The hardware can bind 5 cellular data cards with USB connections, regardless of what brand, service, or type of cards are used, by taking advantage of regular IP networking techniques to split and reassemble data. It costs $1,595 and is available now.
Traffic analysis software is included for free. Options include a virtual leased line module and premium support.
Modem teaming is not a new idea. Such technology was available in the past for slow dial-up modems as a way to increase speed before always-on connections became popular and affordable. However, with modern wireless connections, binding systems sometimes require back-end hardware – Mushroom’s version does not, Akin said.
Future versions of the device will be designed for vertical markets and for new wireless technologies such as LTE and WiMAX, Mushroom’s co-founder and CEO H. Cahit Akin said. The company is also looking to partner with resellers and carriers, he added.
Mushroom Networks formed in 2004 and obtained funding in a seed round and a Round A. The amounts and investors are not disclosed.
State Commissioners in Wireless Committee
By Wireless Week Staff
State utility commissioners established a new committee that will propose national consumer protection standards for wireless phone service, to be shared with Congress for consideration as possible legislation, the National Association of Regulatory Utility Commissioners (NARUC) said.
The plan originated last month as part of a series of NARUC resolutions.
The Ad Hoc Committee on National Wireless Consumer Protection Standards will include 16 state regulators and will be chaired by Commissioner John Burke of Vermont.
The committee is tasked with vetting potential new standards and then reporting back to Congress and to all stakeholders.
Further details are expected to be announced at NARUC’s convention in November.
A list of members is posted here.
Aeris M2M Gets Alarmed
By Wireless Week Staff
Machine-to-machine network operator Aeris Communications announced this week that its network will be part of RACO Manufacturing and Engineering Co.’s alarm detection and notification systems.
RACO’s service, AlarmAgent.com, lets customers log in from a Web browser to monitor activity and to manage alerts. Sensors using Aeris’ network can provide real-time data feedback, the companies said.
FirstNews Briefs for September 9, 2008
Companies in the News: WiChorus, Juniper Networks, Glu Mobile, DreamWorks, Skyworks Solutions, Ember, Telegenesis, Cellular South
• An Apple iPhone customer in New Jersey filed the third known lawsuit because of the smartphone’s problems with reception and software reliability. The case is filed in U.S. District Court and seeks compensation and punitive damages.
• WiChorus said it completed interoperability testing between its gateway and Juniper Networks’ authentication, authorization and accounting server, with testing based on the WiMAX Forum’s specifications.
• Neotel will deploy mobile WiMAX in Macedonia using technology from Alvarion in the 3.5 GHz range.
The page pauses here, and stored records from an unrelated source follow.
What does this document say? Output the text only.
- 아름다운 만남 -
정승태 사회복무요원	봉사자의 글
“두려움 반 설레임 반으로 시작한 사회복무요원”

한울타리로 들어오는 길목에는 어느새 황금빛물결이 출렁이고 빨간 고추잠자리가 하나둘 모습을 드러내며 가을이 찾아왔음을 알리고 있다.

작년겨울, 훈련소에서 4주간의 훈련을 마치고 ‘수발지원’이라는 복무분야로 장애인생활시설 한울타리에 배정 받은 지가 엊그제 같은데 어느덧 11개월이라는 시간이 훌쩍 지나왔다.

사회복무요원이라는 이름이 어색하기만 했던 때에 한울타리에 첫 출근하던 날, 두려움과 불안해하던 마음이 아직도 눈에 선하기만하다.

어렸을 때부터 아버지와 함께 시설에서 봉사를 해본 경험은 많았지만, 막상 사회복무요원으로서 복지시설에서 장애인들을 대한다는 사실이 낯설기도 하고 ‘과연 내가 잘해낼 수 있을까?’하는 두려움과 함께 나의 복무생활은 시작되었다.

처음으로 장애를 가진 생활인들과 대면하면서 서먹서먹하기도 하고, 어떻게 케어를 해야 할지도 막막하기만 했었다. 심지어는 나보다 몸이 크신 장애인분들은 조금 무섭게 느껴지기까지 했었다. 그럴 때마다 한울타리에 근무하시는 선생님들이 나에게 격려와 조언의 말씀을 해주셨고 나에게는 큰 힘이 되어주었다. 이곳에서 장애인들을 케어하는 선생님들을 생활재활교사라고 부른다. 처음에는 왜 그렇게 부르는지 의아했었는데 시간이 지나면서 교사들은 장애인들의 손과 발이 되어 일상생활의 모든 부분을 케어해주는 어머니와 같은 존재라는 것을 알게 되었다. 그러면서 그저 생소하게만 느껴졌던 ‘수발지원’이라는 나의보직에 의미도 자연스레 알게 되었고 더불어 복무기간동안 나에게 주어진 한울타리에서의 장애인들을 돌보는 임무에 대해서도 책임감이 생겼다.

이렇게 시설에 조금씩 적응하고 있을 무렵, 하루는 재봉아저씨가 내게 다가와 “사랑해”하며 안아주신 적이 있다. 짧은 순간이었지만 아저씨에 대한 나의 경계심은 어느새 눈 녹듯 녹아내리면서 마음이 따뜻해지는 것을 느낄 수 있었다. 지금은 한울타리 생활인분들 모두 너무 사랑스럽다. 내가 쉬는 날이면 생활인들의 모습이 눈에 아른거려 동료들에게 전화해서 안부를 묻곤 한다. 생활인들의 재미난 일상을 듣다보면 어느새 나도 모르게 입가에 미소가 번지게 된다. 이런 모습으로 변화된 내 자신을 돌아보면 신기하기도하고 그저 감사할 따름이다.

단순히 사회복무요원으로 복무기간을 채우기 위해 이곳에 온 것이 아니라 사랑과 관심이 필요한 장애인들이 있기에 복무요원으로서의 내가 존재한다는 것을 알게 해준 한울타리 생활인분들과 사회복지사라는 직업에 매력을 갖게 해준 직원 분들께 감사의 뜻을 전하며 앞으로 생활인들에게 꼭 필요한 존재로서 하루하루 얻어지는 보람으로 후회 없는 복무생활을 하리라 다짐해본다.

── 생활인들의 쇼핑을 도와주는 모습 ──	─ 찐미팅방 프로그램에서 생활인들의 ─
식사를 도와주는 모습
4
• Glu Mobile announced an agreement with DreamWorks Animation SKG to develop and publish a mobile game to launch in conjunction with the March 2009 film release of “Monsters vs. Aliens.” The announcement marks the second business collaboration between Glu and DreamWorks. Glu is developing and publishing the mobile game for “Madagascar: Escape 2 Africa,” which will launch worldwide in conjunction with the film’s U.S. premiere on Nov. 7.
• Telegesis said its ZigBee Pro module options are now shipping. Wireless tests were completed at National Technical Systems.
• Chip maker Skyworks Solutions and ZigBee specialist Ember are partnering to develop ZigBee front-end modules for specific applications.
• Cellular South hired David Miller as public relations manager.